Saturday, July 4, 2015


When I realized that Revolutionary War battles were fought on the same ground that I walked every day, and seeing the Statue of Liberty every time I took the subway over the Manhattan Bridge into Chinatown, Independence Day took on a new meaning.  To celebrate, I liked to stroll through Prospect Park where General Sullivan battled the British back while George Washington escaped across the East River into Manhattan.

The park streets are closed to traffic on holidays and weekends and instead are filled with bike riders (some of them travelling at Tour de France speed), as well as families with kids and strollers.  Some people liked to get out on the lake in paddle boats and canoes.  Some fished from the lakeshore – although I can’t imagine eating anything out of that lake.  The Prospect Park drum circle was active.  Extended families and their friends from all over Brooklyn arrived with barbecues and cooked from morning till the park closed at dusk.  

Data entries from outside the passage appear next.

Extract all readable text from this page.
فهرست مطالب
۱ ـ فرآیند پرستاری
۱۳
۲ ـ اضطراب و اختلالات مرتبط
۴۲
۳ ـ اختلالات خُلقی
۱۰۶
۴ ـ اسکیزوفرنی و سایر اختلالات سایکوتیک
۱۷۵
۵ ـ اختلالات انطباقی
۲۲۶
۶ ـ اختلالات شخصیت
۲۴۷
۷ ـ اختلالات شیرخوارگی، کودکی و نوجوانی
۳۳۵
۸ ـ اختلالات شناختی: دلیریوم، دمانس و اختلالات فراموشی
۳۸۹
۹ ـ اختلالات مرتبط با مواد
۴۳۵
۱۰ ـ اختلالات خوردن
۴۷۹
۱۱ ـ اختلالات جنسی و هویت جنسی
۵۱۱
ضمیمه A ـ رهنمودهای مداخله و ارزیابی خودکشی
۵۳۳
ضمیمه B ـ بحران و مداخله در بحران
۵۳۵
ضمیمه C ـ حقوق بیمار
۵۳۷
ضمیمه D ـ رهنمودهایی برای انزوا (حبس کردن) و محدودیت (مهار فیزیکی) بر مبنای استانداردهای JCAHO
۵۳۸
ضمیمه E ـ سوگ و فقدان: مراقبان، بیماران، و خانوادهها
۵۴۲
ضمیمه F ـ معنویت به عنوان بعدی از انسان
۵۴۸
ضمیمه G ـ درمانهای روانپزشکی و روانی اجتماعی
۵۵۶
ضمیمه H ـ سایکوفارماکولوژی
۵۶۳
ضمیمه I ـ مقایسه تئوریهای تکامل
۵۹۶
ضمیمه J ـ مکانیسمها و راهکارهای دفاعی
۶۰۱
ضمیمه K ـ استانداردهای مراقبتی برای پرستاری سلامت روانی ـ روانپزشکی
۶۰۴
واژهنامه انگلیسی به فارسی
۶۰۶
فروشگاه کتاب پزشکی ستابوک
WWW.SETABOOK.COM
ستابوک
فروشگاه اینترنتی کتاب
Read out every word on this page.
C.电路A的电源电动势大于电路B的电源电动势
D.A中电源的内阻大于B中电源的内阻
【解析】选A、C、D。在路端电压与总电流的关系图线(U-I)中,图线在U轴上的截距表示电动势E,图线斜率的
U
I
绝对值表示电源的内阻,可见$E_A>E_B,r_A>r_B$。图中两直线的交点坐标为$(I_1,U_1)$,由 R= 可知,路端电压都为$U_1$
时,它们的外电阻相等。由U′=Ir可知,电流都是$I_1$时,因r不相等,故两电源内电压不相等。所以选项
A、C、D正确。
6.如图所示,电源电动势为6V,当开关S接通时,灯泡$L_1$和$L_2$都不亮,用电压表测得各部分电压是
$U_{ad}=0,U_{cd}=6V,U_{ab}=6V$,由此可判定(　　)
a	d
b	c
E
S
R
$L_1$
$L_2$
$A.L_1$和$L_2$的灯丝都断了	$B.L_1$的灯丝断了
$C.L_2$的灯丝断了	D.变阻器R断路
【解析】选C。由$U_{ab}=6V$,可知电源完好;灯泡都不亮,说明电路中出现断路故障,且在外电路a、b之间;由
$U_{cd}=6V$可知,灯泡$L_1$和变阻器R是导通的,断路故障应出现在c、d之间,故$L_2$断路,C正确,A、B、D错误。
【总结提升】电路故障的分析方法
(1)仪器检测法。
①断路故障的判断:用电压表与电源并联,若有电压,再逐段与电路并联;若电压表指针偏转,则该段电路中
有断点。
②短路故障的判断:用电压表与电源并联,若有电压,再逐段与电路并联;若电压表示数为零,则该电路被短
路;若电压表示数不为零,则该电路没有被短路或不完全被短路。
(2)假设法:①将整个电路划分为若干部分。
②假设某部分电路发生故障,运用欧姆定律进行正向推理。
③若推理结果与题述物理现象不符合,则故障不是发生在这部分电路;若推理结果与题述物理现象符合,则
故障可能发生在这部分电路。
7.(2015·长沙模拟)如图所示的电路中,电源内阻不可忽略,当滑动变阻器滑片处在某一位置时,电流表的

Down at Coney Island, the birth of our country is celebrated each year with the Nathan’s Hotdog Eating Championship.  The winners generally eat over 60 dogs, which is difficult to imagine unless you actually see it happen.  Hotdog eaters have to qualify to enter.  There are 12 cities around the country that have preliminary contests (mostly in June) and those winners go to New York for the national championship.  It’s a big deal.  There’s even a Hall of Fame.

Starting a bit before 10 pm, for the second year, there’s a fireworks display at Coney Island specially for 4th of July (there are regular fireworks displays every Friday on the beach at Coney Island during the summer, which is a great treat if you happen to be at Cyclone’s Stadium for a ballgame).  But I preferred to stand on the window seat in my apartment and watch the fireworks launched over the East River.

After the major (and legal) displays, fireworks continued to go off in the neighborhood until the early morning hours.  Some of them were possibly cars backfiring and some possibly gunshots judging by the constant sirens during the night.  But eventually, about 3 am, things got quiet enough to sleep.